O(n) – We iterate through the first string of length n to count character frequencies. Then we iterate through the second string of length n to count character frequencies. Finally, we iterate through the alphabet, which has a constant size (26), to compare the frequency differences. The dominant operation is iterating through the strings, each taking O(n) time. The comparison of character frequencies takes O(1) time as the alphabet size is fixed. Thus, the overall time complexity is O(n) + O(n) + O(1) = O(n).

Space Complexity

O(1) – The algorithm uses two containers (likely arrays or hash maps) to store the counts of each letter for both strings. Since we are dealing with the English alphabet, each container will have a fixed size of 26, regardless of the input string lengths. Therefore, the auxiliary space used is constant.
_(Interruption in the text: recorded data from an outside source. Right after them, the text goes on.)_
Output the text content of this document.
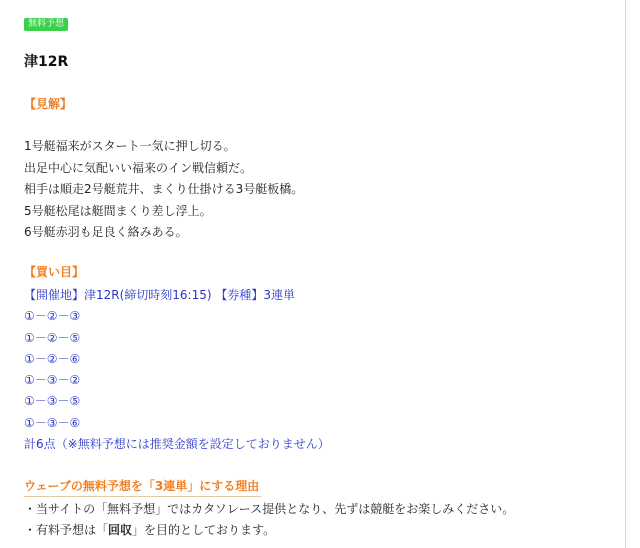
無料予想
津12R
【見解】
1号艇福来がスタート一気に押し切る。
出足中心に気配いい福来のイン戦信頼だ。
相手は順走2号艇荒井、まくり仕掛ける3号艇板橋。
5号艇松尾は艇間まくり差し浮上。
6号艇赤羽も足良く絡みある。
【買い目】
【開催地】津12R(締切時刻16:15) 【券種】3連単
①－②－③
①－②－⑤
①－②－⑥
①－③－②
①－③－⑤
①－③－⑥
計6点（※無料予想には推奨金額を設定しておりません）
ウェーブの無料予想を「3連単」にする理由
・当サイトの「無料予想」ではカタソレース提供となり、先ずは競艇をお楽しみください。
・有料予想は「回収」を目的としております。
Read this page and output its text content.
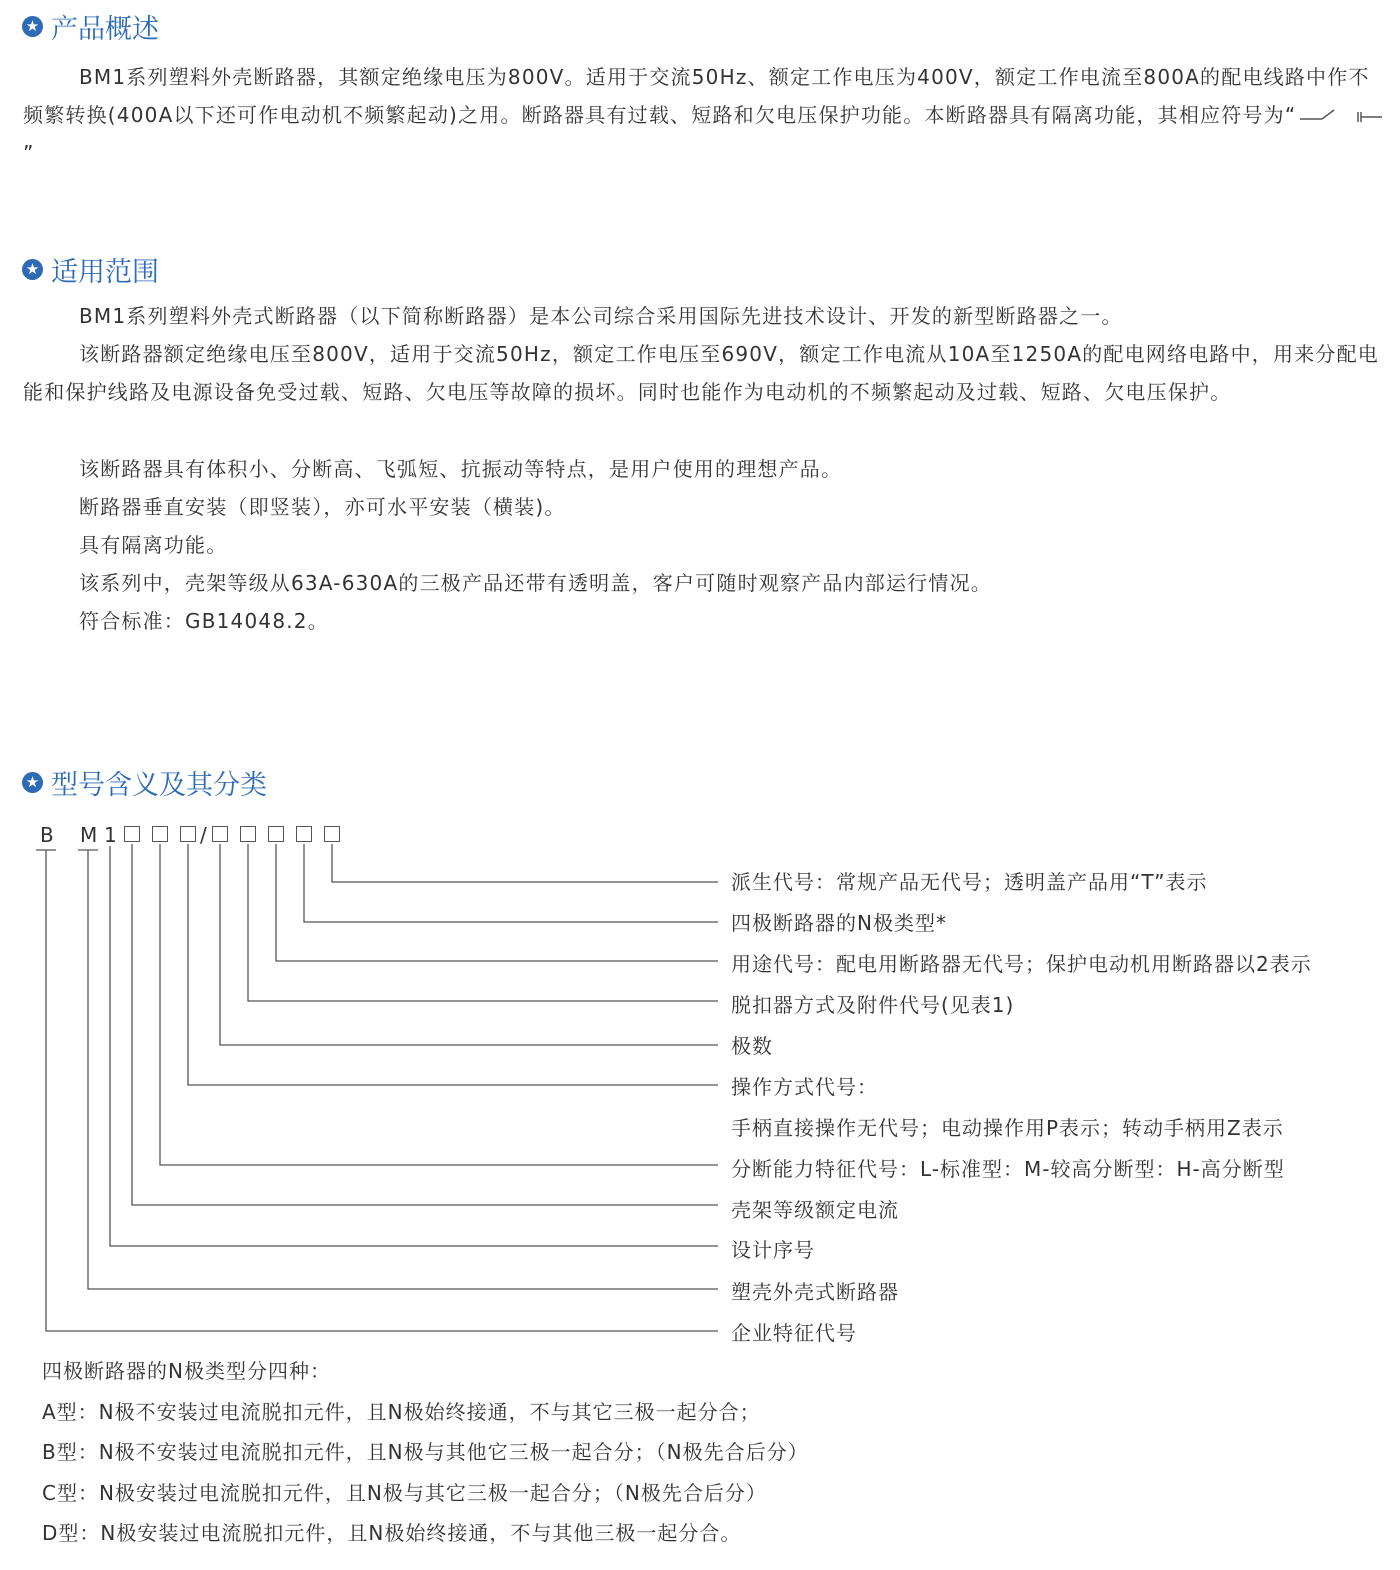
★ 产品概述
BM1系列塑料外壳断路器，其额定绝缘电压为800V。适用于交流50Hz、额定工作电压为400V，额定工作电流至800A的配电线路中作不频繁转换(400A以下还可作电动机不频繁起动)之用。断路器具有过载、短路和欠电压保护功能。本断路器具有隔离功能，其相应符号为“”
★ 适用范围
BM1系列塑料外壳式断路器（以下简称断路器）是本公司综合采用国际先进技术设计、开发的新型断路器之一。
该断路器额定绝缘电压至800V，适用于交流50Hz，额定工作电压至690V，额定工作电流从10A至1250A的配电网络电路中，用来分配电能和保护线路及电源设备免受过载、短路、欠电压等故障的损坏。同时也能作为电动机的不频繁起动及过载、短路、欠电压保护。
该断路器具有体积小、分断高、飞弧短、抗振动等特点，是用户使用的理想产品。
断路器垂直安装（即竖装），亦可水平安装（横装)。
具有隔离功能。
该系列中，壳架等级从63A-630A的三极产品还带有透明盖，客户可随时观察产品内部运行情况。
符合标准：GB14048.2。
★ 型号含义及其分类
B M 1	/
派生代号：常规产品无代号；透明盖产品用“T”表示
四极断路器的N极类型*
用途代号：配电用断路器无代号；保护电动机用断路器以2表示
脱扣器方式及附件代号(见表1)
极数
操作方式代号：
手柄直接操作无代号；电动操作用P表示；转动手柄用Z表示
分断能力特征代号：L-标准型：M-较高分断型：H-高分断型
壳架等级额定电流
设计序号
塑壳外壳式断路器
企业特征代号
四极断路器的N极类型分四种：
A型：N极不安装过电流脱扣元件，且N极始终接通，不与其它三极一起分合；
B型：N极不安装过电流脱扣元件，且N极与其他它三极一起合分；（N极先合后分）
C型：N极安装过电流脱扣元件，且N极与其它三极一起合分；（N极先合后分）
D型：N极安装过电流脱扣元件，且N极始终接通，不与其他三极一起分合。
The space does not scale with the input size N (where N is the length of the input strings).

Edge Cases

Case	How to Handle
Null or empty input strings	Return true if both are null or empty, or false if one is null/empty and the other isn't, and throw an exception if null checks are not desired.
Strings of length 1 or 2	The frequency check should work correctly for short strings; the core logic remains the same.
Strings with maximum length	The solution should use a frequency map approach for efficiency to handle large strings within reasonable memory constraints and avoid excessive iterations.
Strings where all characters are identical	The frequency difference for the repeated character will be within the limit, likely zero, hence returning true.
Strings with highly skewed character distribution (e.g., one character dominates)	The frequency comparison will accurately reflect the difference even if one character is much more frequent than others.
Strings with characters outside 'a' to 'z'	The solution should either ignore or throw an error if it encounters characters other than lowercase English letters, depending on requirements.
Strings with equal length but differing characters that result in frequencies exceeding the threshold	The frequency difference for at least one letter will be greater than 3, resulting in the function returning false.
Language-specific memory constraints with extremely long strings	Consider using an iterative solution with constant space for frequency counting instead of creating new strings, optimizing memory usage.

Null or empty input strings

How to Handle:

Return true if both are null or empty, or false if one is null/empty and the other isn't, and throw an exception if null checks are not desired.

Strings of length 1 or 2

How to Handle:

The frequency check should work correctly for short strings; the core logic remains the same.

Strings with maximum length

How to Handle:

The solution should use a frequency map approach for efficiency to handle large strings within reasonable memory constraints and avoid excessive iterations.

Strings where all characters are identical

How to Handle:

The frequency difference for the repeated character will be within the limit, likely zero, hence returning true.

Strings with highly skewed character distribution (e.g., one character dominates)

How to Handle:

The frequency comparison will accurately reflect the difference even if one character is much more frequent than others.

Strings with characters outside 'a' to 'z'

How to Handle:

The solution should either ignore or throw an error if it encounters characters other than lowercase English letters, depending on requirements.

Strings with equal length but differing characters that result in frequencies exceeding the threshold

How to Handle:

The frequency difference for at least one letter will be greater than 3, resulting in the function returning false.

Language-specific memory constraints with extremely long strings

How to Handle:

Consider using an iterative solution with constant space for frequency counting instead of creating new strings, optimizing memory usage.